The British researcher was mystified, former US Sen. Byron L. Dorgan (D-ND) said. He was studying a satellite nighttime photo of the US and could quickly identify Chicago, St. Louis, and other metropolises from their lights.

But the researcher was mystified by what he termed a "mystery city," which apparently was in western North Dakota and eastern Montana, he told Dorgan during a long-distance telephone call.

The two men finally decided the night lights came from the flaring of natural gas associated with Bakken shale oil production, Dorgan said during a May 15 American Petroleum Institute briefing on 2012 election issues.

Three Democratic leaders on the US House Energy and Commerce Committee asked Chairman Fred Upton (R-Mich.) to schedule a hearing on the matter. Henry A. Waxman (Calif.), the full committee's ranking minority member; and two subcommittees' top Democrats, Bobby L. Rush (Ill.) and Diana DeGette (Colo.), said tight oil producers continue to flare or vent associated dry gas because it's uneconomic at current prices.

"As oil production has boomed, so has the amount of gas produced, but industry has not developed the infrastructure necessary to process and transport much of the gas to market," they told Upton in a May 14 letter. "This lack of infrastructure, combined with historically low natural gas prices, has made it cheaper for industry to burn the gas than capture and sell it."

The World Bank's Global Gas Flaring Reduction Partnership reported on May 3 that the US shale boom caused global gas flaring to rise in 2011, reversing a downward trend, the three Democrats noted. The US now falls within the global Top 10, they added.

OGJ tried to reach Lynn D. Helms, oil and gas division director in North Dakota's Department of Natural Resources, for the state's perspective, but could not since he was preparing to co-host the 20th Williston Basin Petroleum Conference May 22-24 in Bismarck.

LNG exports

At a recent Brookings Institution briefing, however, experts suggested that encouraging US LNG exports was one way to create more demand, increase prices, and improve pipeline economics for gas now being flared.

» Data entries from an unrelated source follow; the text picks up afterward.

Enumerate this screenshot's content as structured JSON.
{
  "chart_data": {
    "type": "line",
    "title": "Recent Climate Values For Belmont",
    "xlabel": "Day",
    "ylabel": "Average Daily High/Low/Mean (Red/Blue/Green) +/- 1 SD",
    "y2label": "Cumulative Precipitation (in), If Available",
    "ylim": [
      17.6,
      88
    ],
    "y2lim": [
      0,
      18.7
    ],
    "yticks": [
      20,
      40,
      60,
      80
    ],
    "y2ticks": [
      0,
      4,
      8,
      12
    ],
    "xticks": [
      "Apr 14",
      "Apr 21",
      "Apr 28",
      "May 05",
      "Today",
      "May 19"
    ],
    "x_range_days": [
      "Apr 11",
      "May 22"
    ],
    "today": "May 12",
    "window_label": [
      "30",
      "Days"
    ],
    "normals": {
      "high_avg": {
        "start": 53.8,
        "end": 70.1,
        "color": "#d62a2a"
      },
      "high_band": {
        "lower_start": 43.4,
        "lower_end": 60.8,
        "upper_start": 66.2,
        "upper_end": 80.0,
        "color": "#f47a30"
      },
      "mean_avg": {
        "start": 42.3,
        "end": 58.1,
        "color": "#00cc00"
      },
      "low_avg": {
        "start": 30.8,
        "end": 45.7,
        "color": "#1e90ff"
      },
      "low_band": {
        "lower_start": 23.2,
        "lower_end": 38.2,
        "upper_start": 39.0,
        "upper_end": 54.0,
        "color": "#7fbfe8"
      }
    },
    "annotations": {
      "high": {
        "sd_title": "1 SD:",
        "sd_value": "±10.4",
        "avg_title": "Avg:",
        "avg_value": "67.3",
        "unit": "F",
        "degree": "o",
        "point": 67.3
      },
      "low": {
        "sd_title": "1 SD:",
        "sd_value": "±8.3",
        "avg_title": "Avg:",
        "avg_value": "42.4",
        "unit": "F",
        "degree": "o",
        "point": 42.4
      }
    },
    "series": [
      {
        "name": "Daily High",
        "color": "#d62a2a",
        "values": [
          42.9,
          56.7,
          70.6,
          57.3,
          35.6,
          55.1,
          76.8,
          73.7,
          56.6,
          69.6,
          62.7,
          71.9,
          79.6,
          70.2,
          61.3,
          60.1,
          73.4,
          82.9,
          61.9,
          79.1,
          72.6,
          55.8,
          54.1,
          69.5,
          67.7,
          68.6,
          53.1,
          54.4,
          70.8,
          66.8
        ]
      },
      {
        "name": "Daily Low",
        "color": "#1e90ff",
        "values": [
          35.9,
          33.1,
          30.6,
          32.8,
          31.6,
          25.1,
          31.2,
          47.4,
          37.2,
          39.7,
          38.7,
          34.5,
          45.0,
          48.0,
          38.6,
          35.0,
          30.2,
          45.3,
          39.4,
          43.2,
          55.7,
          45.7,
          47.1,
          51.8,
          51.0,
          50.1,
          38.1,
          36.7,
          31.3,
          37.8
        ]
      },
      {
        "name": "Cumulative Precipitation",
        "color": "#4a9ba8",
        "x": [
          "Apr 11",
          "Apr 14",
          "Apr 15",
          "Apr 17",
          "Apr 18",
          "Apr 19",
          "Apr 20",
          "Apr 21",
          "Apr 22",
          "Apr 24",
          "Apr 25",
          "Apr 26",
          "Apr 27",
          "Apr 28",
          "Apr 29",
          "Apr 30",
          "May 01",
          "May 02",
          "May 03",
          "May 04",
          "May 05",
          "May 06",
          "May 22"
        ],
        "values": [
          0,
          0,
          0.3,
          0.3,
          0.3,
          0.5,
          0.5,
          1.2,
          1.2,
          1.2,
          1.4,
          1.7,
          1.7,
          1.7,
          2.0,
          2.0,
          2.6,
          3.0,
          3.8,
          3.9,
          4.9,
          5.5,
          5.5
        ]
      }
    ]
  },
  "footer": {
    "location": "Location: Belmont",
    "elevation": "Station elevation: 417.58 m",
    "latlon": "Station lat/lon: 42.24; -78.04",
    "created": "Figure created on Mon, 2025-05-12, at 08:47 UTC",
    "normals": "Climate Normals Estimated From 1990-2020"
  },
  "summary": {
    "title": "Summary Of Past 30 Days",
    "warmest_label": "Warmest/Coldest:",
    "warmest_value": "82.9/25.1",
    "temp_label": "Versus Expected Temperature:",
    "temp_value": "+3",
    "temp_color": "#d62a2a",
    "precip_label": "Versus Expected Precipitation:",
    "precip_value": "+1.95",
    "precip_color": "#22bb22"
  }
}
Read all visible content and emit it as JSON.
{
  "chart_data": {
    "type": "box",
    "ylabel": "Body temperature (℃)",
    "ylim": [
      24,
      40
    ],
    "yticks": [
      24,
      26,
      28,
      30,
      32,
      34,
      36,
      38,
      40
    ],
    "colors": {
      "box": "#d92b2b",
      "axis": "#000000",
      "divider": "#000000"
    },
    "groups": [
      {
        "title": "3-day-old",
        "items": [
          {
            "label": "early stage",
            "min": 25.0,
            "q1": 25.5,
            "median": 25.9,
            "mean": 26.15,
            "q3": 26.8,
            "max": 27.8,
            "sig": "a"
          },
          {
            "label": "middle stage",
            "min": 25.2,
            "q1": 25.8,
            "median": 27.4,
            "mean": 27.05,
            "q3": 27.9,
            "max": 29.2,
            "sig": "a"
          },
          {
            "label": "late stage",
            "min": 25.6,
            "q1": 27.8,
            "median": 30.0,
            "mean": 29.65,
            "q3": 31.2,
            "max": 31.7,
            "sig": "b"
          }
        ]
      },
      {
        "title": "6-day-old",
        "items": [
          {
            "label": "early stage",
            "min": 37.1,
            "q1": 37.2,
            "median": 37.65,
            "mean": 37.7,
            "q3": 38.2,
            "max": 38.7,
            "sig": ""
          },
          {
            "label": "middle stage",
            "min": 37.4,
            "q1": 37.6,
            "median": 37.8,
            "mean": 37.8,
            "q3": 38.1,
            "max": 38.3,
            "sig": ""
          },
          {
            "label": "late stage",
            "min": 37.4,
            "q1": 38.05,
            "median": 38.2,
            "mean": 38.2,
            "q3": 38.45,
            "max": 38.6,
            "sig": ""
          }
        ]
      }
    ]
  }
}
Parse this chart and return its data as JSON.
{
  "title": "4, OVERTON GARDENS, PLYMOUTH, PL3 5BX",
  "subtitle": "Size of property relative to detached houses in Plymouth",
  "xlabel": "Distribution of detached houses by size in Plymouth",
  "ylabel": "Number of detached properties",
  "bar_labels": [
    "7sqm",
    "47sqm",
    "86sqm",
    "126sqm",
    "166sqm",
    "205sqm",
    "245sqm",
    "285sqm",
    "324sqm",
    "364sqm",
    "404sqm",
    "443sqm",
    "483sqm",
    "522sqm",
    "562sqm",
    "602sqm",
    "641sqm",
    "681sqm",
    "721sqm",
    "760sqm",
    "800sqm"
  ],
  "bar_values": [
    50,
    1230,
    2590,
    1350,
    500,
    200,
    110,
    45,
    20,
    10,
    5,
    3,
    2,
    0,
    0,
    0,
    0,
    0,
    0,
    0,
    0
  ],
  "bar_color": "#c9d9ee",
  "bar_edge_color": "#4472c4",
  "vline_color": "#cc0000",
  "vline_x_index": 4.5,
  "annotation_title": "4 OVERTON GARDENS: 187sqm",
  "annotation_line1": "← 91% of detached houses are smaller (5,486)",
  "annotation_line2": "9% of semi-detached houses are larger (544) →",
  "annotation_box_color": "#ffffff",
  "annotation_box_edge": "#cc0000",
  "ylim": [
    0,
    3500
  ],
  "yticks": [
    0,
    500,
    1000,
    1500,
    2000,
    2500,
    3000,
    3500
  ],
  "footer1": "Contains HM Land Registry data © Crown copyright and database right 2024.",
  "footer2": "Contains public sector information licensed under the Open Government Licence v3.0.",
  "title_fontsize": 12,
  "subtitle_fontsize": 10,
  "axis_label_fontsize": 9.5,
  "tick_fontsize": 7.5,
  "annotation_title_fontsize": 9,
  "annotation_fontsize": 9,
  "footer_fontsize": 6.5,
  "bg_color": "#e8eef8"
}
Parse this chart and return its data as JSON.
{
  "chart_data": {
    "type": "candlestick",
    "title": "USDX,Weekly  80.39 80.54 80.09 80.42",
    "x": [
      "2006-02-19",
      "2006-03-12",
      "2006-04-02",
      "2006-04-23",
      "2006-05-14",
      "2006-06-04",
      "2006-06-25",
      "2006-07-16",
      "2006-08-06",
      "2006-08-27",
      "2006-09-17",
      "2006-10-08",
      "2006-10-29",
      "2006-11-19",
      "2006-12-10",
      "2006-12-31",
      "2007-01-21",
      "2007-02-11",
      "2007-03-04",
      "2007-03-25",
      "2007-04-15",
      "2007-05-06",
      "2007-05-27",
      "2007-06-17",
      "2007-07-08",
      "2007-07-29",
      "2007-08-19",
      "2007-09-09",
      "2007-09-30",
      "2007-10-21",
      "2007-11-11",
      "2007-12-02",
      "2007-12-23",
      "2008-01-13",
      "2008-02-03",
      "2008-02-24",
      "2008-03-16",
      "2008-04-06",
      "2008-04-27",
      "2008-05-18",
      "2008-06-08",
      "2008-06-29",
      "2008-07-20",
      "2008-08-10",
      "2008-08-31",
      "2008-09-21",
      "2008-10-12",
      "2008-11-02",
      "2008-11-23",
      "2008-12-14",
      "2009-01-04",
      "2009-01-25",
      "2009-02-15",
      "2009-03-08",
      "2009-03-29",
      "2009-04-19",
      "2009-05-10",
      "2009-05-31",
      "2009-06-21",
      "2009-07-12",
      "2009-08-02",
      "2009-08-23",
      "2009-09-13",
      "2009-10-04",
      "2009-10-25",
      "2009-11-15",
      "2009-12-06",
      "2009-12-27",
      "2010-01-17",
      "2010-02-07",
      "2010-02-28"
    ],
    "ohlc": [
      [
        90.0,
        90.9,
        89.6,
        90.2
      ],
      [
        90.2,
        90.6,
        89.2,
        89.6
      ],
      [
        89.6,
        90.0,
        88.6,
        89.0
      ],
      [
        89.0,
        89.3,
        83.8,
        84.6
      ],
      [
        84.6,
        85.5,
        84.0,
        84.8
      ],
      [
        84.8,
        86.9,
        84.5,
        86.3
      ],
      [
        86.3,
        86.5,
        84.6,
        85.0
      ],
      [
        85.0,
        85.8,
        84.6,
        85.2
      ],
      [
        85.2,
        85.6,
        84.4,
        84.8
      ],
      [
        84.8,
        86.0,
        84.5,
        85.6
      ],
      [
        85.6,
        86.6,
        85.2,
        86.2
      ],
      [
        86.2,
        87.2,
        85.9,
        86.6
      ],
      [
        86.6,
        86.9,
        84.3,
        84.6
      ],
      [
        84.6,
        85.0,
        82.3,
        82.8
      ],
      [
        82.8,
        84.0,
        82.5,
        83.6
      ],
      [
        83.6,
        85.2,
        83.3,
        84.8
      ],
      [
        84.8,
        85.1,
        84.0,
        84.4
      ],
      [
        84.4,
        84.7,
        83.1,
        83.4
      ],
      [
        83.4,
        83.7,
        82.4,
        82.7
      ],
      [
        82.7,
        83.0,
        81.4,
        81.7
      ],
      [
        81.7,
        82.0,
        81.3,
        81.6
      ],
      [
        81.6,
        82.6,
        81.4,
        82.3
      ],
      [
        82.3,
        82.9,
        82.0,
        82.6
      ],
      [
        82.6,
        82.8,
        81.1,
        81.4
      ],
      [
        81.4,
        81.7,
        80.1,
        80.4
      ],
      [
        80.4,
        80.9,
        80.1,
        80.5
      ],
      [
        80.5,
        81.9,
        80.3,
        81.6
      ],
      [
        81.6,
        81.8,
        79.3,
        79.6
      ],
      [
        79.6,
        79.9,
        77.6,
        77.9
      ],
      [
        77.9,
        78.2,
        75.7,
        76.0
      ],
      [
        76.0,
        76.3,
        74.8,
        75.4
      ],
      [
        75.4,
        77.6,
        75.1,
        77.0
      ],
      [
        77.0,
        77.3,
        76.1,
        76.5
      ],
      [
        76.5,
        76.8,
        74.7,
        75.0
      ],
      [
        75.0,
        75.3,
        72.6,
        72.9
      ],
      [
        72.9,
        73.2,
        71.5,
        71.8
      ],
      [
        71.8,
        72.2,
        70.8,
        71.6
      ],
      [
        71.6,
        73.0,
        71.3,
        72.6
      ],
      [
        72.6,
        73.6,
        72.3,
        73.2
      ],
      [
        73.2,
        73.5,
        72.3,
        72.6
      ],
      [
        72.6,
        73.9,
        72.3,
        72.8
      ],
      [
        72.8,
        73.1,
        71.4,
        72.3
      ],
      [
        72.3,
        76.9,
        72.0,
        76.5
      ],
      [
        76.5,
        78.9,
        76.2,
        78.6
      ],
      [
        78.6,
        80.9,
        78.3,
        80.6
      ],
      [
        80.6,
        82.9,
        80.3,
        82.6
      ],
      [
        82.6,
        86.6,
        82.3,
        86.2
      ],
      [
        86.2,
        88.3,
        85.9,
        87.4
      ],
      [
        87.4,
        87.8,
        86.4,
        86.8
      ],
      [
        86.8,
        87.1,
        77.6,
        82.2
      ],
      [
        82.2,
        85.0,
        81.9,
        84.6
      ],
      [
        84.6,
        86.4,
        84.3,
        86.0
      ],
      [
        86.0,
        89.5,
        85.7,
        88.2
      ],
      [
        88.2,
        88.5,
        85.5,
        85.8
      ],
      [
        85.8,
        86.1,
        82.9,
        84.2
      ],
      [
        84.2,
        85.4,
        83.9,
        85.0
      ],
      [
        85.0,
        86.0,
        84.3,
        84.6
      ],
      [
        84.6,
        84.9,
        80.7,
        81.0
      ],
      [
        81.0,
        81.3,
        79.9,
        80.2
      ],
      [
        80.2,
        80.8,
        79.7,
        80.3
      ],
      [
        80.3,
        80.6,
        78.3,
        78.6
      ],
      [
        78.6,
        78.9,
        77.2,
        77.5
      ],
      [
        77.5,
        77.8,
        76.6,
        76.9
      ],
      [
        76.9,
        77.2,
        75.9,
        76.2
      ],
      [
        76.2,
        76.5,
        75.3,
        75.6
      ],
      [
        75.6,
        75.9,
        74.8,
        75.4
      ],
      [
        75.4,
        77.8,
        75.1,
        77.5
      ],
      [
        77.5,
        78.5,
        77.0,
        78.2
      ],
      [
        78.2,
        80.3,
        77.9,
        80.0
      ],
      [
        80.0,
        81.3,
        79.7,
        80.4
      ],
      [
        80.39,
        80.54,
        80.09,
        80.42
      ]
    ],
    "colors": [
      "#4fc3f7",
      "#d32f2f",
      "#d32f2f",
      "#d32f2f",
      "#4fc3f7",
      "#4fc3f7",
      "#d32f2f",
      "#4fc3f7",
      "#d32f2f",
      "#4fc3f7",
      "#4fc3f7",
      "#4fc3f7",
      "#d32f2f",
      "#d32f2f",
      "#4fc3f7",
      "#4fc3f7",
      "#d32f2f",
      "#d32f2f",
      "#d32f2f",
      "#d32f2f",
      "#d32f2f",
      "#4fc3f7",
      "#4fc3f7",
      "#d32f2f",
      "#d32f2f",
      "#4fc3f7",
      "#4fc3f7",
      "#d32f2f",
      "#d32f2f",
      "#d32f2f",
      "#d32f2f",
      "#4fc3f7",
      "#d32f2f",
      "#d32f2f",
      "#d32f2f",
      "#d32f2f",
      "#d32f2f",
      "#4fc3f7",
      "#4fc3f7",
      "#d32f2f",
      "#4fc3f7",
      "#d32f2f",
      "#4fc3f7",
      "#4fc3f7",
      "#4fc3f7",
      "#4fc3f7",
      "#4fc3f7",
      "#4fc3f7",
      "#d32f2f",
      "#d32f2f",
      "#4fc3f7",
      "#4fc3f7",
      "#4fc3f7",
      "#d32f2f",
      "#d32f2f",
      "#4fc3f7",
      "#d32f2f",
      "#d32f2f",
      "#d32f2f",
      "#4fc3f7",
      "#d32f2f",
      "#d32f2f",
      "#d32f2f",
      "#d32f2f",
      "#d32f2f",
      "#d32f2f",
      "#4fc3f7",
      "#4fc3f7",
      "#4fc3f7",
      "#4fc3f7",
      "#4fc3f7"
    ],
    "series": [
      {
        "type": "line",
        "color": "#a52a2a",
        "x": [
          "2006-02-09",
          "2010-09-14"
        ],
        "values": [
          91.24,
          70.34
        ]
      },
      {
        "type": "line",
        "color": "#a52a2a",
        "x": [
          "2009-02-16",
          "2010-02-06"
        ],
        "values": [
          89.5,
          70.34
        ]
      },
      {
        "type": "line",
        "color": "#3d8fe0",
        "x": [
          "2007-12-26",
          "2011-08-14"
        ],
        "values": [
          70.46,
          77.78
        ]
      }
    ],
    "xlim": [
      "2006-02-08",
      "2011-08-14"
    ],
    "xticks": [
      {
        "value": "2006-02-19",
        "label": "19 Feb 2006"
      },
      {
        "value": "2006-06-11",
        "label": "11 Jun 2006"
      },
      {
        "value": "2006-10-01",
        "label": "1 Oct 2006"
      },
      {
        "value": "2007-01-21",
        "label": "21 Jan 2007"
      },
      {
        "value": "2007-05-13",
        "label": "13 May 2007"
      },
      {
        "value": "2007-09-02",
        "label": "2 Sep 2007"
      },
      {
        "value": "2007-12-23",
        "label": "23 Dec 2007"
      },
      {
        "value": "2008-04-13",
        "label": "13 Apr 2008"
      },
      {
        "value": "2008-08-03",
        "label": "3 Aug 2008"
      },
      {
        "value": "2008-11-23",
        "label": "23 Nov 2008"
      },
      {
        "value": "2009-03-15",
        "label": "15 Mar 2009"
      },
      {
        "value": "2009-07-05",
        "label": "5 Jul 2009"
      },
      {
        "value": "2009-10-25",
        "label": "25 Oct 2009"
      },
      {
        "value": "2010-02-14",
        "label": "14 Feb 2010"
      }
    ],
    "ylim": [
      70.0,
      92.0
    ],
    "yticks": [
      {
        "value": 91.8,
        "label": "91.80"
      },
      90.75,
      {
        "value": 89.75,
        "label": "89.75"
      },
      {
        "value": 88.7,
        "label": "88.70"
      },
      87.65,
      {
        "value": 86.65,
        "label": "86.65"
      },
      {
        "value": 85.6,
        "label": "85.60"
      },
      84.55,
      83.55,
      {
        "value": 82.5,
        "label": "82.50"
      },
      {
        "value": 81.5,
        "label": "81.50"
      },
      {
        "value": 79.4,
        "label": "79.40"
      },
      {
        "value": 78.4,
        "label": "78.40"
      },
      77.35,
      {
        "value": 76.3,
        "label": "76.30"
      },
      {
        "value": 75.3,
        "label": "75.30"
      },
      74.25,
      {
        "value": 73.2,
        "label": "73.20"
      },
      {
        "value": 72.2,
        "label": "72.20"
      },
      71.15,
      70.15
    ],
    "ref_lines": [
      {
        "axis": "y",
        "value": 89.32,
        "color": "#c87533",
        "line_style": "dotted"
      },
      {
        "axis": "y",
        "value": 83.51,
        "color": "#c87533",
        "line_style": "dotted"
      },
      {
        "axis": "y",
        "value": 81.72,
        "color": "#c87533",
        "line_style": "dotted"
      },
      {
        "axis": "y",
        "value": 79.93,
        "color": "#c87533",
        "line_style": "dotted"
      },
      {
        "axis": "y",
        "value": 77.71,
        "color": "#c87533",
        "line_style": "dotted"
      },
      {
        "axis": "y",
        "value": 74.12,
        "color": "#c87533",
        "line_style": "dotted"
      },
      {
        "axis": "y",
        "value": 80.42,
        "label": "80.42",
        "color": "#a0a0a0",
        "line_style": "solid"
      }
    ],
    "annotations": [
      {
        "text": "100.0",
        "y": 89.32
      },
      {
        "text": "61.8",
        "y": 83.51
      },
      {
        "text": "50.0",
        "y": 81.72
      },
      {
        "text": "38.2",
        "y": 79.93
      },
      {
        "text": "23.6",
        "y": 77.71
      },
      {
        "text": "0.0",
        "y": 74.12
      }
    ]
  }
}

When he spoke at Deloitte's 2012 Washington Energy Conference on May 21, Federal Energy Regulatory Commission Chairman Jon Wellinghoff said gas export pipeline proposals with the necessary financing and wherewithal would be considered promptly. "To the extent the companies are willing, we'd be the first to step up and make it possible," he said.

Waxman hasn't taken a position on LNG exports, according to his press secretary. DeGette's told OGJ that the Coloradoan has consistently voted against LNG export bans.